In the hearing, he claimed that the country roughly has “40 to 50 10-year-old children giving birth every year” and that “62,000 minors aged 10 to 18 who gave birth in 2018,” the “one figure that has been increasing.”
In response to this, Majority Leader Juan Miguel Zubiri noted that raising the age of consent in the country from 12 years old to no less than 16 years old could help prevent adolescent pregnancies. The bill pushing for this change was approved by two committees in the House of Representatives in August.

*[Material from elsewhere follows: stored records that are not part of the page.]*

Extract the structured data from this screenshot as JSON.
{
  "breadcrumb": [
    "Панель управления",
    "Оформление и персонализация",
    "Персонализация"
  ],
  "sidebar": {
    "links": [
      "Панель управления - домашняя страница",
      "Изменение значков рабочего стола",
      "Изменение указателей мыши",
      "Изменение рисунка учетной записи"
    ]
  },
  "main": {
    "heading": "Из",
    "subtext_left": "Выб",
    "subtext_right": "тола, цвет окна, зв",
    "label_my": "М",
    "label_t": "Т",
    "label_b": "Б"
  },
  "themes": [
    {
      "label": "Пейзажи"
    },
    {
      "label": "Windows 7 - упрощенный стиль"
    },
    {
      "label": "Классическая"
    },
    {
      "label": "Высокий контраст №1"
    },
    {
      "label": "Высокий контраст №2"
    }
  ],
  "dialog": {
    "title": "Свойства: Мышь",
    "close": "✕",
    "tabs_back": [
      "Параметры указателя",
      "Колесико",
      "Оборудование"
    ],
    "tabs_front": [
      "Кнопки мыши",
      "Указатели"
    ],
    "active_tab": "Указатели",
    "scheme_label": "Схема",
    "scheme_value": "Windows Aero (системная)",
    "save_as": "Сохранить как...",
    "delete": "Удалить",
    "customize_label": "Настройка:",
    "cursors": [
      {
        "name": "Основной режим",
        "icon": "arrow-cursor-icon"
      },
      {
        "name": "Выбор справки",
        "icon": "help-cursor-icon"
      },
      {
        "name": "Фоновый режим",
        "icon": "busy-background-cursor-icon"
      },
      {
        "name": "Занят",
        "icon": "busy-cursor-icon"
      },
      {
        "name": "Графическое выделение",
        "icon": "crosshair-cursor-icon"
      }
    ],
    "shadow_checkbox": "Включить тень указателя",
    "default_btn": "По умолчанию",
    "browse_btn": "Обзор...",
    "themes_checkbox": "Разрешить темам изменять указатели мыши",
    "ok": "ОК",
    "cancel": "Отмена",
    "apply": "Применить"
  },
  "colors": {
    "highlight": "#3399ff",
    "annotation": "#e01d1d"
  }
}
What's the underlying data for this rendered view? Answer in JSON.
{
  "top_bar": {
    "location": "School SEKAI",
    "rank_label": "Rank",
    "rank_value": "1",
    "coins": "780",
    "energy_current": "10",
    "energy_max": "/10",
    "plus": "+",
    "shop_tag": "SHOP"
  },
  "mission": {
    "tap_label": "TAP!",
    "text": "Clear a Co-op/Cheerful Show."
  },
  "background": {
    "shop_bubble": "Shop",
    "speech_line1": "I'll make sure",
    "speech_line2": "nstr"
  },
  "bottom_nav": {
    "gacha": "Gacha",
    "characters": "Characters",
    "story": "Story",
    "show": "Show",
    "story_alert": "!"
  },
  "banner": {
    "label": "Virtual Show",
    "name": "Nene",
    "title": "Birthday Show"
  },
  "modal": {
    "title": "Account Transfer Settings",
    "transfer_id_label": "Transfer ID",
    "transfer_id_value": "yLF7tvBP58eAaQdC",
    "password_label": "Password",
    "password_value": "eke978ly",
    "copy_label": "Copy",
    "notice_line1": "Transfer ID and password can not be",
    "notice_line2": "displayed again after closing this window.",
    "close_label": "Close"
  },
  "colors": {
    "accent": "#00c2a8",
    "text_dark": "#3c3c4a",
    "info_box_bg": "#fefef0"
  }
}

With economic and infrastructure growth being a focus of the Duterte administration, one can’t help but think that perhaps putting teenage pregnancy in the context of these would put it on focus. A 2016 study commissioned by the UN Population Fund (UNFPA) revealed that “adolescents in the Philippines who have begun childbearing before the age of 18 are less likely to complete secondary education compared to the adolescents who have not begun childbearing. The non-completion of secondary education impacts employment opportunities in the future and total life earnings of families. The net estimated effect of early childbearing due to lost opportunities and foregone earnings can be as high as P33 billion annual losses for the country.”
In The Philippine Statistics Authority’s updated 2018 full year official poverty statistics released June this year, the agency stated that the 2018 poverty incidence “among [the] population, or the proportion of poor Filipinos whose per capita income is insufficient to meet their basic food and non-food needs, is now estimated at 16.7 percent. This translates to about 17.7 million Filipinos living in poverty in 2018.”
Teenage pregnancy is a crisis that exacerbates poverty rates. Please take this more seriously, if not for the sake of adolescent mothers specifically, then for the sake of the entire population.